# Open water cichlids?



## eddy (Jan 16, 2009)

I am wanting to start a new African tank but looking for mid level schooling fish that swim the length of the tank all day long. I would prefer decent color in both sexes.

Any suggestions?

Oh the tank is 135 gallons 72X18X24.


----------



## Fogelhund (Dec 3, 2002)

What other species of fish will you be keeping?


----------



## eddy (Jan 16, 2009)

Fogelhund said:


> What other species of fish will you be keeping?

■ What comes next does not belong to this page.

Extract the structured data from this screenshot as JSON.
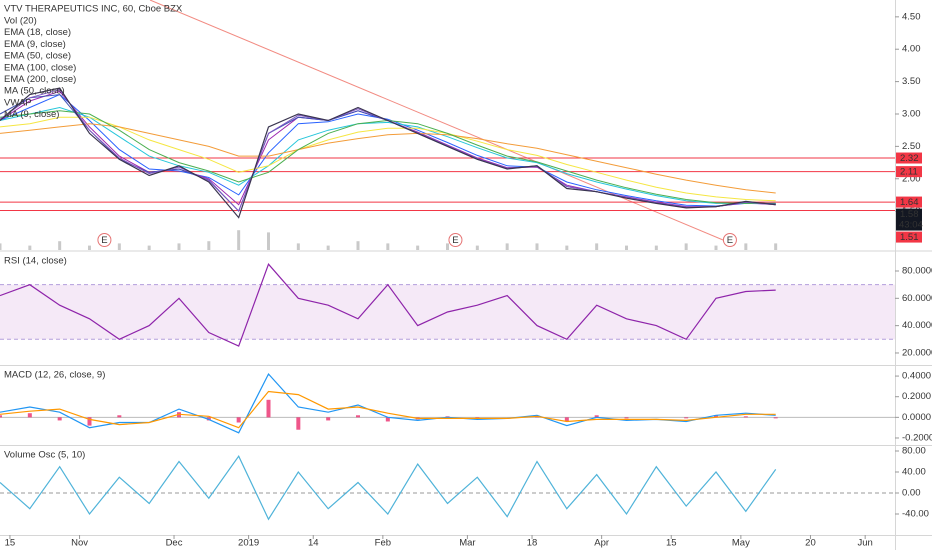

 I'm looking for a primary species that swims the length of the tank back and forth. The other fish if any will depend on compatibility to that species.


----------



## reflexhunter (Jul 25, 2009)

look at the cyprichromis leptosma these are supposed to be a schooling type of open water cichlid. gl


----------



## richey rich (Sep 12, 2009)

i would defo go for a couple of dolphin malawi cichlids.. i cant remember there proper name but there awsome! grow to around 10 inches and grow a bump on there head and a dolphin shape face, also they like to swim alot and with a tank like yours would be ideal size. im not sure how much these cost as adults or where u get them from but my store sells juvelnile ones and i couldnt help but get one :thumb:


----------



## richey rich (Sep 12, 2009)

i would defo go for a couple of dolphin malawi cichlids.. i cant remember there proper name but there awsome! grow to around 10 inches and grow a bump on there head and a dolphin shape face, also they like to swim alot and with a tank like yours would be ideal size. im not sure how much these cost as adults or where u get them from but my store sells juvelnile ones and i couldnt help but get one :thumb:


----------



## oldcatfish (May 27, 2009)

I'd put some small piles of rockwork at one or both ends of the tank, but leave the middle open. 
Then I'd add a group of sand dwelling species such as C. Moori (the blue dolphin cichlid as suggested already) or Placidochromis Electra for the open area. For the rocky area it would be a smaller Mbuna such as Labidochromis Caeruleus "electric yellow" or P. Saulosi. You might also be able to get away with Scianochromis Fryeri "electric blue hap."


----------